Snowfall and polar temperatures like Texas had hardly ever experienced. In mid-February, stuck by the cold snap and a failing electrical system, the southern state of the United States had to carry out massive power cuts to avoid a general blackout. More than 4 million Texans were plunged into darkness Tuesday, February 16, and several nuclear and gas plants had to be shut down for climatic reasons. An image struck the minds: that of wind turbine blades frozen, unable to turn and blocked by ice.
If wind turbines still only represent a minority share of electricity production in Texas, they are experiencing dazzling – but discreet – growth in the “Lone Star State”. In Texas, wind turbines are invisible because you don’t want to see them.
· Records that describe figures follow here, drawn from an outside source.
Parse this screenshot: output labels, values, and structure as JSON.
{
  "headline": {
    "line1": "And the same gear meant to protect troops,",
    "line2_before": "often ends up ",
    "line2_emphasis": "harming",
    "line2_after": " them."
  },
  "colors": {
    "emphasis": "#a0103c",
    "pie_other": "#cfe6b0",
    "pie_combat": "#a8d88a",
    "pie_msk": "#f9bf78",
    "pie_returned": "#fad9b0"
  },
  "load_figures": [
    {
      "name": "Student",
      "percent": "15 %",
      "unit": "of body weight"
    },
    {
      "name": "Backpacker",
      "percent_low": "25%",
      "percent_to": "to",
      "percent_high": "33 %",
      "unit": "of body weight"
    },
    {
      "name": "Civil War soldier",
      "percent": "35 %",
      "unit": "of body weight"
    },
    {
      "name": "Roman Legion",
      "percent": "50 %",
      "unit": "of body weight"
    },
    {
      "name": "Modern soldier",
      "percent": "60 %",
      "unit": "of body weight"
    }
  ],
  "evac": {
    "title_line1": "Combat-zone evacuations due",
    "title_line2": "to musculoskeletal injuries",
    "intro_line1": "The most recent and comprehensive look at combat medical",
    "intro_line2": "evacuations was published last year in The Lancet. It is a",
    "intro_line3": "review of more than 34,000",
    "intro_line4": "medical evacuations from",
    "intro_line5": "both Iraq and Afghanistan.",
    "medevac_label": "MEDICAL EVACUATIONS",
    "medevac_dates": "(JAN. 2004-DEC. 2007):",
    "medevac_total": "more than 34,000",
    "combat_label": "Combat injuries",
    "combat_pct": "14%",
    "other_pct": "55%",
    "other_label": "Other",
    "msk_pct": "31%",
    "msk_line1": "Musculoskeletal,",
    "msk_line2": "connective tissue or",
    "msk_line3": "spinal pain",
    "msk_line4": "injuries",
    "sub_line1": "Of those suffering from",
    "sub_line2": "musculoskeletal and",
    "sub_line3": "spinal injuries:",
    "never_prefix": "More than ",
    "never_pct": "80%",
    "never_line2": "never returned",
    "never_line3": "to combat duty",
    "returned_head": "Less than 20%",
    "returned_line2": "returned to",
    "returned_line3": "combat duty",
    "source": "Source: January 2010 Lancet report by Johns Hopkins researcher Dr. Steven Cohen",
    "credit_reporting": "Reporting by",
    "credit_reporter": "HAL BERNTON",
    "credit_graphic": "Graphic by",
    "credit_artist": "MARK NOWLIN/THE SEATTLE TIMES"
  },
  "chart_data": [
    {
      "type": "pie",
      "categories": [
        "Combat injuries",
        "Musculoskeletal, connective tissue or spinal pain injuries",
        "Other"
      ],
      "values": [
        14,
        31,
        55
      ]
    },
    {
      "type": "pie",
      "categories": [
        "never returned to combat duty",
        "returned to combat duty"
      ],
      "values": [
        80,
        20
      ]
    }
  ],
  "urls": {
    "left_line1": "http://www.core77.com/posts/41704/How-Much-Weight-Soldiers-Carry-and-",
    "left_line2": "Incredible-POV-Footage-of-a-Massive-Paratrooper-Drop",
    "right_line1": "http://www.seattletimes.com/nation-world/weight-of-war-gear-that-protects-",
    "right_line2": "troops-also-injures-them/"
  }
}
In European mythology, it is the state of cowboys and ranchers; that of petroleum, from the series Dallas and the Bush family; the paradise of shale gas and Trumpist voters. So, when we discover that the State, as large as France, has become an El Dorado for renewable energies, wind turbines and solar energy, we fall a bit stunned.
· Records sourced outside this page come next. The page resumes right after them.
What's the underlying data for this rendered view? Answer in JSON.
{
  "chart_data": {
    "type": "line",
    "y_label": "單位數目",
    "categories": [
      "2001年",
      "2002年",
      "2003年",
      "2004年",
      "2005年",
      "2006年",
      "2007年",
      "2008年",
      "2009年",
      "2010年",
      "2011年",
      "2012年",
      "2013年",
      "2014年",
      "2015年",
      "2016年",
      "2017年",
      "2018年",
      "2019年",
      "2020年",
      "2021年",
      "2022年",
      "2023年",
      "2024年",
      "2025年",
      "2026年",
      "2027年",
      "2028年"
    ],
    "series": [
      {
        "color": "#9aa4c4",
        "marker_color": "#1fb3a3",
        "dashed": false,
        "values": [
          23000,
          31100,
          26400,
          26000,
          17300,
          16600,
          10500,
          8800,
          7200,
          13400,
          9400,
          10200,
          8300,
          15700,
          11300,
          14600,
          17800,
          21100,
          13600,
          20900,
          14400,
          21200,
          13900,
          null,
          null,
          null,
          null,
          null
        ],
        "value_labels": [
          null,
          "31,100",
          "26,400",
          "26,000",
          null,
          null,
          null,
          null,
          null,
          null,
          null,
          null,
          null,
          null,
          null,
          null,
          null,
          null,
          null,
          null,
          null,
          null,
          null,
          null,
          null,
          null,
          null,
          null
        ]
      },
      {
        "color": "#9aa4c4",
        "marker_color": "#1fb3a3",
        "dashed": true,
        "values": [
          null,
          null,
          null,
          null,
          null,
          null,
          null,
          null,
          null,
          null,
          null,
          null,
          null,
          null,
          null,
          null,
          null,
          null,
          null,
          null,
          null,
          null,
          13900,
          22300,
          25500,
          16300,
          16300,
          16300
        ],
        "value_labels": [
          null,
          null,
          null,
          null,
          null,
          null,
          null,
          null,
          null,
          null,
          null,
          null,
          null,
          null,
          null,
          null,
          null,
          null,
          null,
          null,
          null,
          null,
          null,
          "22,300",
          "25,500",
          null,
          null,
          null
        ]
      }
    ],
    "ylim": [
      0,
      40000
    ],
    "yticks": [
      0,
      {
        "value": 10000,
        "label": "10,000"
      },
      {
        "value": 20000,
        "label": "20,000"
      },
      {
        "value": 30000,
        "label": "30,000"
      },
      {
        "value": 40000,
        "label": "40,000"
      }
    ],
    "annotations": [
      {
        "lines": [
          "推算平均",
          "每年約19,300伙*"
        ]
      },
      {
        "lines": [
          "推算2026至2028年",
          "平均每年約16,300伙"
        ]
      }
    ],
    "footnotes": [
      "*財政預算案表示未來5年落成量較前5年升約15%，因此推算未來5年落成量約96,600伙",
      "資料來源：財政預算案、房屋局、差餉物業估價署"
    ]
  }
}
At four hours from Austin, capital of the state, in the western plains formerly occupied by the Comanches, on this early February morning a few days before the freezing episode, lost in the fog, nothing could be seen if it’s a few cows and an isolated oil well. A hum is heard, and finally appears a giant wind turbine 110 meters high, whose blades with a wingspan of 60 meters turn majestically. It is part of the park of 76 wind turbines spread over about twenty kilometers at a place called Live Oak, with an installed capacity of 200 megawatts for the French group Engie. Gigantic farms are found in the region, among the largest in the world, with 390 wind turbines in Sweetwater, 421 in Horse Hollow and 627 in Roscoe, around the small farming town of Abilene.
Law of the market
In total, wind power now represents a quarter of the electricity produced in Texas, or more than coal, whose share has been halved in ten years to fall to less than 20%. The flight will continue. With solar, wind will represent, in 2022, 36% of Texas electricity production, according to the American Energy Information Service (EIA), on a par with natural gas. The French Engie is one of the groups that came to conquer this flourishing market, a pioneer in the United States (in 2020, wind power produced 8.8% of American electricity and solar 2.3%, against 39, 2% for natural gas and 20% for coal).